Studierende verbinden Klimaforschung und KunstWenn Fakten nicht reichen
2. Juni 2026, von Manuel Weidler

Foto: UHH/Weidler
Wie schaffen wir Bewusstsein für Klimawandel und Biodiversitätskrise, wenn Fakten allein nicht ausreichen? Vier Studierende des Masterprogramms Integrated Climate System Sciences (ICSS) erproben einen neuen Weg: Sie wollen einen emotionalen Zugang zu Umweltschutz schaffen. Dazu haben sie eine Pop-Up-Ausstellungsreihe ins Leben gerufen, für die sie gemeinsam mit Künstler:innen Werke entwickelt haben.
An diesem Samstagmittag herrscht reges Treiben auf dem Wochenmarkt in Blankenese, als ungewohnte Klänge aus dem Markthaus die Besucher:innen nach drinnen locken. Auf der Bühne tanzt eine Frau, verschleiert, zum Rhythmus von Geräuschen aus dem Meer. Der Auftritt von Alicja Kucewicz war eines der Highlights der Eröffnungsausstellung, die am 30. Mai rund 200 Besucher:innen anzog. Mit ihrer Tanzperformance verhandelt sie den Ozean als Raum, in dem der Mensch zunehmend das Ökosystem zerstört.

„Man kann sagen, wir haben zu viele Treibhausgase in der Atmosphäre, aber damit Menschen wirklich anfangen nachzudenken, muss man vielleicht eher ihre Gefühle ansprechen", sagt Mitorganisatorin Dagmar Coelle. Diesen emotionalen Zugang wollen die Studierenden über Werke öffnen, die sie in Tandems mit Hamburger Künstler:innen erarbeitet haben: Die Studierenden brachten die wissenschaftliche Perspektive ein, die Künstler:innen die gestalterische.
Zu sehen waren Werke, die unter dem Motto „Forming Nature, Formed by Nature" unsere Beziehung zur Natur reflektieren. Künstler Sebastian Unterrainer setzte etwa das Gemälde eines Welses aus Fingerabdrücken zusammen – eine Analogie zum Einfluss des Menschen auf Fische in Südostasien. Er arbeitete zusammen mit dem aus Myanmar stammenden Studenten Garmani Thway, der die Umweltverschmutzung dort aus eigener Erfahrung kennt. Weitere Werke thematisieren zum Beispiel Luftqualität in der Stadt oder das Milpa-Landwirtschaftssystem, das traditionelle Anbauverfahren der Maya, bei dem Kürbis, Mais und Bohnen in Symbiose wachsen.
Für die beteiligten Studierenden war die Zusammenarbeit mit den Künstler:innen auch wissenschaftlich gewinnbringend: „Als ich gesehen habe, was Marla aus dem Thema machen kann, hat mir das neue Perspektiven eröffnet: Ich war inspiriert, selbst kreativer zu denken", berichtet Valentina Buenfil Román, die gemeinsam mit Marla Busse das Milpa-Projekt umgesetzt hat.
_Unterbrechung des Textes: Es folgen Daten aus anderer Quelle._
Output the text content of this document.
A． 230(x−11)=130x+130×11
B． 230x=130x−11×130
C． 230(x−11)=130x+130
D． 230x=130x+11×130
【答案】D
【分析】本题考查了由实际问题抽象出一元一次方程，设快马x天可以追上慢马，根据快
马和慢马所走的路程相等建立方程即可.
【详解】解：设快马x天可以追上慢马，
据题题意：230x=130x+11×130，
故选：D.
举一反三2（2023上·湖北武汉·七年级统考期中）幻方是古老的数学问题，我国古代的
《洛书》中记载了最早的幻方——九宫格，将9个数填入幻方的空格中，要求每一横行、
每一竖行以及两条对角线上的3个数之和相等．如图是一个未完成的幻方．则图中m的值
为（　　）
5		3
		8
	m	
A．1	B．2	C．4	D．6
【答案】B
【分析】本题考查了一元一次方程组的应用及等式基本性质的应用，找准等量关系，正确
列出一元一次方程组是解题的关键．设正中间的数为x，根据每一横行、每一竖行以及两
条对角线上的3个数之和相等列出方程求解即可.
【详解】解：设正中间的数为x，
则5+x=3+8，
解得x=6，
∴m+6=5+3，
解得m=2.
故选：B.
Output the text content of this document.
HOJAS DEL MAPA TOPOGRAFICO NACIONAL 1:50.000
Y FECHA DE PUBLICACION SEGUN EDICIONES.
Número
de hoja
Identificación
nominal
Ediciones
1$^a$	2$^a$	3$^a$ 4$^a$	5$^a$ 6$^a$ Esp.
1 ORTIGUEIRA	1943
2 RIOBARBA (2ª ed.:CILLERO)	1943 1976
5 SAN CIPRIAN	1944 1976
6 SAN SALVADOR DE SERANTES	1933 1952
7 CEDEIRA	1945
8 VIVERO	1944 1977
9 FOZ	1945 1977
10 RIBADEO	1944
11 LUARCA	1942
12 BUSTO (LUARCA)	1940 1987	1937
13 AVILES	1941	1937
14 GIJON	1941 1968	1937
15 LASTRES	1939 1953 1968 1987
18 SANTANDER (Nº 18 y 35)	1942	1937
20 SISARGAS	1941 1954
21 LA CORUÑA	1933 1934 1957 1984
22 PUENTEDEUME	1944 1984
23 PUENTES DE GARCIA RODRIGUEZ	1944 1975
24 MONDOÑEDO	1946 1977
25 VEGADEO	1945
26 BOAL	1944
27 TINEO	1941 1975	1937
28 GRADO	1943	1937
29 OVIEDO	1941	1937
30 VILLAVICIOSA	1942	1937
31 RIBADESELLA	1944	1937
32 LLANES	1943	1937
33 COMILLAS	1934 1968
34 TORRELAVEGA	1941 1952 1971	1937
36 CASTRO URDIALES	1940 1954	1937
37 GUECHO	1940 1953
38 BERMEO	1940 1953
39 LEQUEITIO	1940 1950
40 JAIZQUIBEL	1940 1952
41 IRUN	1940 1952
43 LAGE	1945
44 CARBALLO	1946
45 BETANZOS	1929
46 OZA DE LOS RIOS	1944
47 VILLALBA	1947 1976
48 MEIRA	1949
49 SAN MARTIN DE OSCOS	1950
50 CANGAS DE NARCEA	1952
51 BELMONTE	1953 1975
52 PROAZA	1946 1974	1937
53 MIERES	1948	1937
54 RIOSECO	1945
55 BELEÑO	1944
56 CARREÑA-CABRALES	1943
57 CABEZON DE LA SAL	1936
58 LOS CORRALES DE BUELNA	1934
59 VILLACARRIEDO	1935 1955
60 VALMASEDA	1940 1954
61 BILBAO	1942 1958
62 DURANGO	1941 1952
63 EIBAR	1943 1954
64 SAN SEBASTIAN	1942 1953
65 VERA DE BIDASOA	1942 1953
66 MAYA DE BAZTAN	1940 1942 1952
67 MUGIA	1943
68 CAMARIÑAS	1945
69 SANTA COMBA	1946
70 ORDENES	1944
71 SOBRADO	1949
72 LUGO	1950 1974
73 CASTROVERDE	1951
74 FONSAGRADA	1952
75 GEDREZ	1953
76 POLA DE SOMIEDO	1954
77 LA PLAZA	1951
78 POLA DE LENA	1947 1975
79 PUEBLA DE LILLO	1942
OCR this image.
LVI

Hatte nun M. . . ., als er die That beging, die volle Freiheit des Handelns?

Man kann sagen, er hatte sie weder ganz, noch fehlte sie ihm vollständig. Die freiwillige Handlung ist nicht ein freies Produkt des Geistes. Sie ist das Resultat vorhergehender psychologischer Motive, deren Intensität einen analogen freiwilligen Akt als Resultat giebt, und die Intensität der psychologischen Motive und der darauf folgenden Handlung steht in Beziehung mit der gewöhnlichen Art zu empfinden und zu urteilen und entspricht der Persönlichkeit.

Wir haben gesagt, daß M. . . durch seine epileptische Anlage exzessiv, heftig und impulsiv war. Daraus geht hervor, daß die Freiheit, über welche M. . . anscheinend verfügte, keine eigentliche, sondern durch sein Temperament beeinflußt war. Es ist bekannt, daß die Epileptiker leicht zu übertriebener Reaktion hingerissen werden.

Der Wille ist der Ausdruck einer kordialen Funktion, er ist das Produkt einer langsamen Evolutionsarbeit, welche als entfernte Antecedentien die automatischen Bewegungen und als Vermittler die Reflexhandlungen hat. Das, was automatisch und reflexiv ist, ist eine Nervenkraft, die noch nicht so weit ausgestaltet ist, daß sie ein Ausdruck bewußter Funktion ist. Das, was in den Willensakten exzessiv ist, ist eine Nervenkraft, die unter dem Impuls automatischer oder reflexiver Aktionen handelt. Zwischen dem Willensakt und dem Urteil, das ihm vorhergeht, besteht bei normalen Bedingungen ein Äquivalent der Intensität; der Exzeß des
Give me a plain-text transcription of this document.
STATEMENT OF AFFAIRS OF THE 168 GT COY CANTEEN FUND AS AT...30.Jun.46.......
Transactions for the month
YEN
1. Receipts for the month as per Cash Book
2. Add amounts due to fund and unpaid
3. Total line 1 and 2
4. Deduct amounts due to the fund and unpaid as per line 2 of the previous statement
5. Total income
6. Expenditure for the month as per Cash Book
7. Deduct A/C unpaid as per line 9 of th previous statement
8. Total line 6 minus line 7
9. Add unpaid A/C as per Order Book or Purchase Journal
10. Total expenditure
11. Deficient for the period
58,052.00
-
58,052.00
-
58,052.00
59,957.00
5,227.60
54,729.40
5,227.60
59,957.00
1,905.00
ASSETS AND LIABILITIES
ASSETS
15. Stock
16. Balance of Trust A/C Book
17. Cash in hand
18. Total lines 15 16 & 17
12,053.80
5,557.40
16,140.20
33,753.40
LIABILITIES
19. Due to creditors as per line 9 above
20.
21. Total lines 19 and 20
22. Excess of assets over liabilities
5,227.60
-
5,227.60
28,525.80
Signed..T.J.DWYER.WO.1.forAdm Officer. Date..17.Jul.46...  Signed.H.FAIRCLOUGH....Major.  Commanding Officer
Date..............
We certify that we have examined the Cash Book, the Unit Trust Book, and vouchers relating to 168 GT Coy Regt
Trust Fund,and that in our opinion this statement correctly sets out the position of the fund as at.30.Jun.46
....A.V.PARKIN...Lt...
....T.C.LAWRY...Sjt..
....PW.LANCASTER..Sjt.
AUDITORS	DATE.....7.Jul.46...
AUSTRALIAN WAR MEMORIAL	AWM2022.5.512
Dass die Werke zum Nachdenken anregen, zeigte die Reaktion der Besucher:innen. Viele, die „nur kurz reinschauen" wollten, blieben lange. „Die Äste erinnern mich an Bronchien. Wir ersticken die Natur und schlussendlich uns selbst", so eine Besucherin vor dem Werk, das Luftqualität in der Stadt thematisiert. Die Live-Performance von Alicja Kucewicz beeindruckte ebenfalls: Eine Besucherin berichtete, dieselbe Ruhe gespürt zu haben wie in der Natur und stellte sich die Frage: „Menschen sind Natur und Natur ist auch der Mensch. Warum zerstören wir dann die Natur um uns herum?" Ihre Gedanken konnten die Besucher:innen direkt vor Ort an Pinnwänden festhalten.
Die Ausstellungsreihe wird vom Exzellenzcluster CLICCS gefördert und ist Teil eines wachsenden Ansatzes, Klimaforschung über künstlerische Formate in die Gesellschaft zu tragen. Unterstützt wird sie auch vom Leibniz-Institut zur Analyse des Biodiversitätswandels (LIB), der Claussen-Simon-Stiftung, der Alfred Toepfer Stiftung F.V.S. und der NUE aus Erträgen von BINGO!-Die Umweltlotterie.
Die nächsten Ausstellungen finden statt: am 6. Juni in Haus 3 (Altona), am 16. Juni in der Honigfabrik (Wilhelmsburg) und am 11. Juli in Haus 73 (Sternschanze).